Crises: fiscal e ambiental (por Eduardo Fernandez Silva)

A insustentabilidade fiscal é grave. A ambiental é fatal. [...]

Cresce, no Brasil, o debate sobre os riscos do recorrente déficit fiscal. Muitos culpam o Executivo, embora a responsabilidade dos parlamentos, nos vários níveis, seja até maior. Há mais e mais dinheiro para emendas cash-back e fundo eleitoral. Responsabilidade fiscal? Não no meu quintal, parecem dizer os parlamentares. Preocupam-se, eles, com a questão ambiental? Raros, raríssimos!

A insustentabilidade fiscal é grave. A ambiental é fatal.

A história registra inúmeras crises fiscais. Causaram desconfortos, para colocar suavemente, mas foram resolvidas com diferentes graus de sofrimento e esperteza. A insustentabilidade ambiental foi motivo do desaparecimento de civilizações, com a morte de grande parte de seus habitantes. A esperteza, nesses casos, não funciona.

Momentos de insustentabilidade fiscal foram solucionados, por séculos, mediante a redução do conteúdo de ouro no meio circulante, com a parte extraída recompondo o tesouro real. Essa esperteza foi, mais recentemente, substituída pela inflação.

A grave crise fiscal e cambial – esta é usualmente tida como mais grave que aquela – vivida pelos EUA no final da década de 1960 foi resolvida com a decisão, do Nixon, de não honrar os compromissos assumidos de trocar certo montante de dólares por determinada quantia de ouro. O calote assim aplicado provocou mudanças no mundo, mas não a temida calamidade que, se dizia, ocorreria. A grave crise cambial atual na Argentina foi, se não superada, ao menos adiada pela mão amiga (???) dos EUA.

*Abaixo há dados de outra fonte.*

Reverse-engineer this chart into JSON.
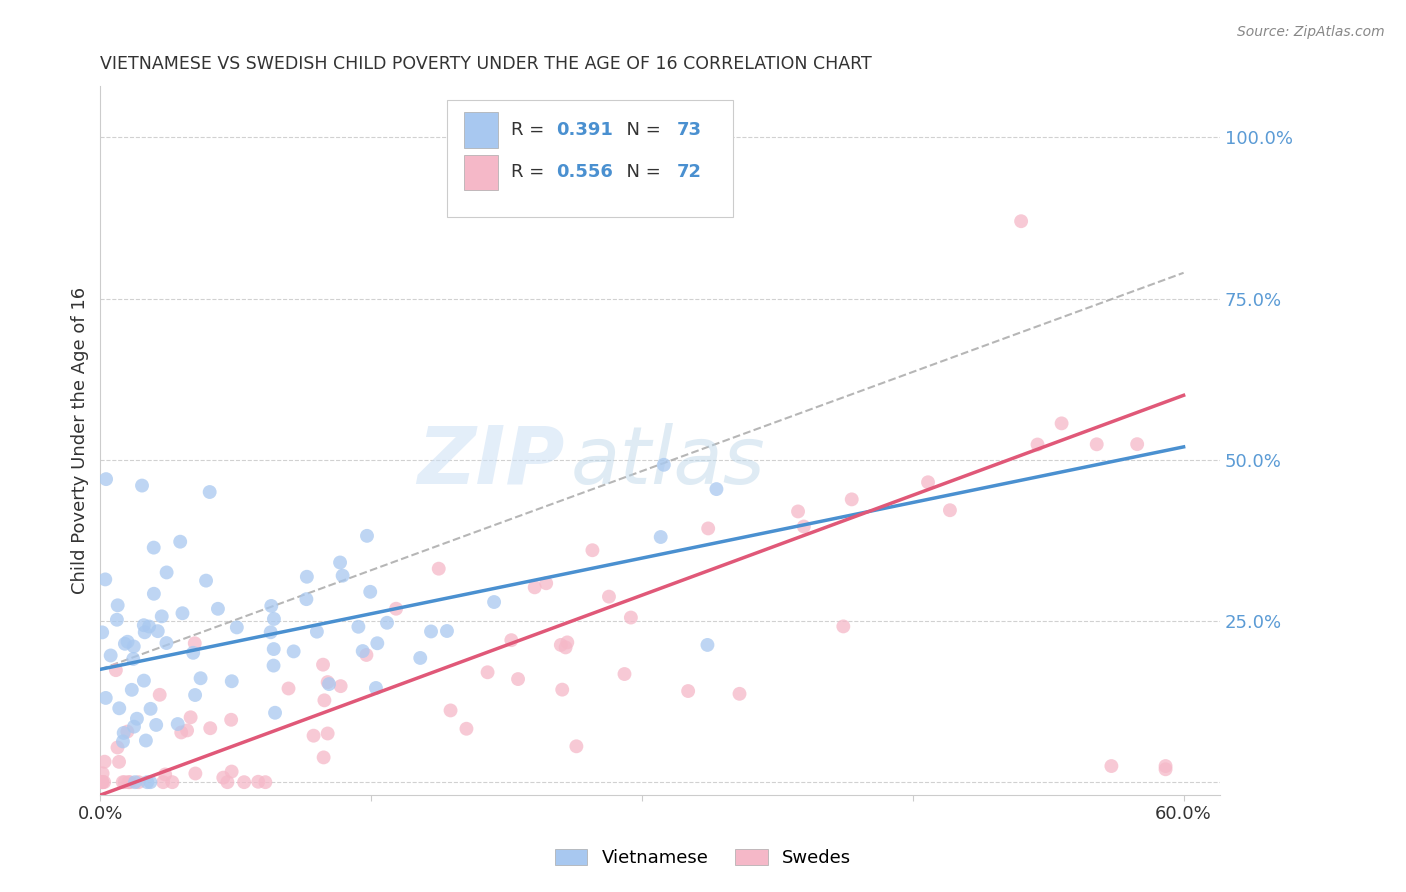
{
  "title": "VIETNAMESE VS SWEDISH CHILD POVERTY UNDER THE AGE OF 16 CORRELATION CHART",
  "source": "Source: ZipAtlas.com",
  "ylabel": "Child Poverty Under the Age of 16",
  "xlim": [
    0.0,
    0.62
  ],
  "ylim": [
    -0.02,
    1.08
  ],
  "xticks": [
    0.0,
    0.15,
    0.3,
    0.45,
    0.6
  ],
  "xticklabels": [
    "0.0%",
    "",
    "",
    "",
    "60.0%"
  ],
  "ytick_positions": [
    0.0,
    0.25,
    0.5,
    0.75,
    1.0
  ],
  "ytick_labels": [
    "",
    "25.0%",
    "50.0%",
    "75.0%",
    "100.0%"
  ],
  "watermark_zip": "ZIP",
  "watermark_atlas": "atlas",
  "blue_scatter_color": "#a8c8f0",
  "pink_scatter_color": "#f5b8c8",
  "blue_line_color": "#4a90d0",
  "pink_line_color": "#e05878",
  "dashed_line_color": "#aaaaaa",
  "grid_color": "#cccccc",
  "background_color": "#ffffff",
  "title_color": "#333333",
  "right_label_color": "#5b9bd5",
  "legend_box_color": "#ffffff",
  "legend_border_color": "#cccccc",
  "source_color": "#888888",
  "axis_color": "#cccccc",
  "marker_size": 100,
  "blue_line_x0": 0.0,
  "blue_line_y0": 0.175,
  "blue_line_x1": 0.6,
  "blue_line_y1": 0.52,
  "pink_line_x0": 0.0,
  "pink_line_y0": -0.02,
  "pink_line_x1": 0.6,
  "pink_line_y1": 0.6,
  "dash_line_x0": 0.0,
  "dash_line_y0": 0.175,
  "dash_line_x1": 0.6,
  "dash_line_y1": 0.79
}
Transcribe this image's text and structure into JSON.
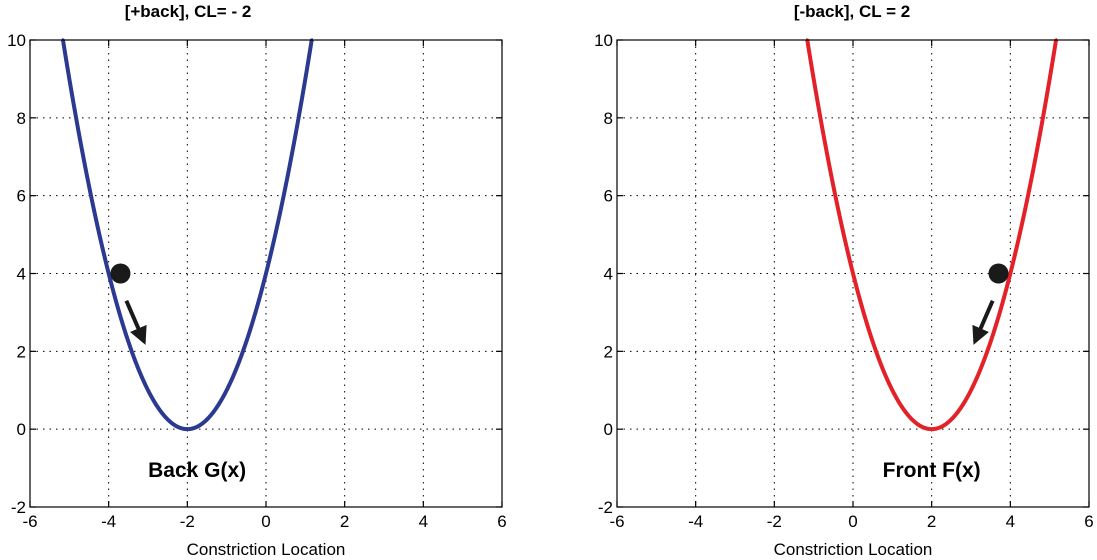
{
  "chart_data": [
    {
      "type": "line",
      "title": "[+back], CL= - 2",
      "xlabel": "Constriction Location",
      "ylabel": "",
      "xlim": [
        -6,
        6
      ],
      "ylim": [
        -2,
        10
      ],
      "xticks": [
        -6,
        -4,
        -2,
        0,
        2,
        4,
        6
      ],
      "yticks": [
        -2,
        0,
        2,
        4,
        6,
        8,
        10
      ],
      "grid": true,
      "series": [
        {
          "name": "Back G(x)",
          "color": "#2b3990",
          "function": "(x+2)^2",
          "x": [
            -5.2,
            -5,
            -4.5,
            -4,
            -3.5,
            -3,
            -2.5,
            -2,
            -1.5,
            -1,
            -0.5,
            0,
            0.5,
            1,
            1.2
          ],
          "y": [
            10.24,
            9,
            6.25,
            4,
            2.25,
            1,
            0.25,
            0,
            0.25,
            1,
            2.25,
            4,
            6.25,
            9,
            10.24
          ]
        }
      ],
      "annotations": [
        {
          "type": "ball",
          "x": -3.7,
          "y": 4.0,
          "color": "#1a1a1a"
        },
        {
          "type": "arrow",
          "x1": -3.55,
          "y1": 3.3,
          "x2": -3.1,
          "y2": 2.25,
          "color": "#1a1a1a"
        },
        {
          "type": "text",
          "text": "Back G(x)",
          "x": -1.75,
          "y": -1.05
        }
      ]
    },
    {
      "type": "line",
      "title": "[-back], CL = 2",
      "xlabel": "Constriction Location",
      "ylabel": "",
      "xlim": [
        -6,
        6
      ],
      "ylim": [
        -2,
        10
      ],
      "xticks": [
        -6,
        -4,
        -2,
        0,
        2,
        4,
        6
      ],
      "yticks": [
        -2,
        0,
        2,
        4,
        6,
        8,
        10
      ],
      "grid": true,
      "series": [
        {
          "name": "Front F(x)",
          "color": "#e32128",
          "function": "(x-2)^2",
          "x": [
            -1.2,
            -1,
            -0.5,
            0,
            0.5,
            1,
            1.5,
            2,
            2.5,
            3,
            3.5,
            4,
            4.5,
            5,
            5.2
          ],
          "y": [
            10.24,
            9,
            6.25,
            4,
            2.25,
            1,
            0.25,
            0,
            0.25,
            1,
            2.25,
            4,
            6.25,
            9,
            10.24
          ]
        }
      ],
      "annotations": [
        {
          "type": "ball",
          "x": 3.7,
          "y": 4.0,
          "color": "#1a1a1a"
        },
        {
          "type": "arrow",
          "x1": 3.55,
          "y1": 3.3,
          "x2": 3.1,
          "y2": 2.25,
          "color": "#1a1a1a"
        },
        {
          "type": "text",
          "text": "Front F(x)",
          "x": 2.0,
          "y": -1.05
        }
      ]
    }
  ]
}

A enorme falta d’água na região da Cidade do Cabo, poucos anos atrás, foi adiada pela chegada da chuva; e quando esta não chega, ou chega em excesso e subitamente, como no Rio Grande do Sul? Desde 1990, o Brasil já perdeu 15% da sua área coberta por água; mantidas as práticas prevalescentes, a perda continuará. E quando ela alcançar 50%, para onde irão quais brasileiros e brasileiras? Quanta soja, milho e carne exportaremos então?

A crise fiscal pode ser, se não resolvida, camuflada pela inflação crescente. Já vivemos em tal ambiente econômico, que não deixa saudades e é perverso. Mas como viver num ambiente sem água, com temperaturas escorchantes e fogo espalhado por florestas, savanas e cidades? Pesquisas recentes sugerem que a crescente quantidade de plásticos nos cérebros dos humanos pode causar Alzheimer e depressão, além de outros males. Teremos um número crescente de mortos pelas ondas de calor e uma ampliada geração de zumbis, assassinados uns e criada outra, para dar sustentabilidade ao lucro de alguns?

Vamos, então, todos migrar para Marte? Contaremos com a maior sustentabilidade de eventuais lucros com a dessanilização da água oceânica para aproveitar a elevação do nível dos mares e, com tais lucros, assegurar a alguns o privilégio de serem os últimos a morrer devido à insustentabilidade ambiental?

Não é prudente dar total prioridade ao que é essencial e insubstituível, a sustentabilidade ambiental?


Eduardo Fernandez Silva é Mestre em Economia pelo Institute for Social Studies da Universidade de Hague. Foi Diretor da Consultoria Legislativa da Câmara dos Deputados. Autor.